Responsabilités[modifier | modifier le code]

Au plan local, Luc Guyau a d'abord été président du Centre départemental des jeunes agriculteurs (1975-1978) puis président de la FDSEA de la Vendée (1984-1996).

Il a accédé à la présidence du CNJA (1982-1984), avant d'être élu président de la FNSEA de 1992 à 2001 et président du COPA (Comité des organisations professionnelles agricoles de l’Union européenne) de 1997 à 1999.

Il préside ensuite la Chambre d'agriculture de la Vendée et est vice-président de la chambre régionale des Pays de la Loire de1995 à 2010.

Luc Guyau est président de l'Assemblée permanente des Chambres d'agriculture[2] de 2001 à 2010. Il est également membre du COPA et de la FIPA (Fédération internationale des producteurs agricoles). Il est délégué du CESE au Comité pour la sécurité alimentaire mondiale au sein de la FAO, l'Organisation des Nations unies pour l'alimentation et l'agriculture. De 2001 à 2011 il a été vice-président du Conseil économique, social et environnemental (CESE) (France).

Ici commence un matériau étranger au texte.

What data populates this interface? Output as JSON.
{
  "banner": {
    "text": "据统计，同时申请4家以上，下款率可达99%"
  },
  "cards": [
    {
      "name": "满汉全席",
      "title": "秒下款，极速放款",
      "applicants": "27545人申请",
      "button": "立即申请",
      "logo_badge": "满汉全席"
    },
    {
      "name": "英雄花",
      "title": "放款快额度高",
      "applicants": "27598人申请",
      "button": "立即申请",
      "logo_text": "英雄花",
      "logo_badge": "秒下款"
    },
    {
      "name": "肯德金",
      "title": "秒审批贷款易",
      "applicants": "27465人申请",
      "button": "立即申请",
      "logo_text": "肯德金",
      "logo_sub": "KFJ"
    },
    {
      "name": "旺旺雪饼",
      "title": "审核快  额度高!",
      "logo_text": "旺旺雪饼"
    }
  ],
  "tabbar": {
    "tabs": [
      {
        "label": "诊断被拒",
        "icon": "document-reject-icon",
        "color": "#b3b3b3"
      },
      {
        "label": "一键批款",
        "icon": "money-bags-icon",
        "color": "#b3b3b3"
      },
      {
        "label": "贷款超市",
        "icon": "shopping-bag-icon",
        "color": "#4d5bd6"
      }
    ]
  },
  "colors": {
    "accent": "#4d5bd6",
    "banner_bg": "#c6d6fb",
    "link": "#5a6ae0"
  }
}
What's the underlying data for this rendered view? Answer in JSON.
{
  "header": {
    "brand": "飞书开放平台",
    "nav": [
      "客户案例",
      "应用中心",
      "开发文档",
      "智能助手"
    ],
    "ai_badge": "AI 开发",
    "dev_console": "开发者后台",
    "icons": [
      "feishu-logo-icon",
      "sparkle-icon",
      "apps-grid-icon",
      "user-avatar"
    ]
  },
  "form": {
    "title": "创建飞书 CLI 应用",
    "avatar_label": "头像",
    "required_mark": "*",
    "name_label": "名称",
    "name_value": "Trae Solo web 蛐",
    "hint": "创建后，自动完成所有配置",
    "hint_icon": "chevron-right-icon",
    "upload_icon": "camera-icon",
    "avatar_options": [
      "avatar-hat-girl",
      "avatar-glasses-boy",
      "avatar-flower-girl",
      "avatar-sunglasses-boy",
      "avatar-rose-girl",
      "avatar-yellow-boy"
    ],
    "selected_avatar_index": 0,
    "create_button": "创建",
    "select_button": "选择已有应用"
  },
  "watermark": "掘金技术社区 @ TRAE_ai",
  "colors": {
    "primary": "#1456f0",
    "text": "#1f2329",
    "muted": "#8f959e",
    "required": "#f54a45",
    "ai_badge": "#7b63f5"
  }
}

Il est vice-président du conseil d'administration d'AgroParisTech. Il est par ailleurs membre de l'UMP[3].

En 2009, il est choisi par le gouvernement français pour postuler à la présidence du conseil de la FAO[4]. Il y est élu lors de la conférence du 24 novembre 2009 en succession de Mohammed Saeid Noori-Naeini[1]. Il quitte alors ses fonctions nationales et locales aux Chambres d'agriculture en janvier 2010, et est remplacé à la Présidence de l'Assemblée permanente des Chambres d'agriculture[2] par Guy Vasseur.

Le 12 janvier 2011, il est nommé inspecteur général de l'agriculture, au tour extérieur, par le conseil des ministres[5].

Le 2 juillet 2011, il est réélu au poste de Président indépendant du Conseil lors de la 37e session de la Conférence de la FAO, pour un nouveau mandat de 2 ans.

Engagements associatifs et politiques[modifier | modifier le code]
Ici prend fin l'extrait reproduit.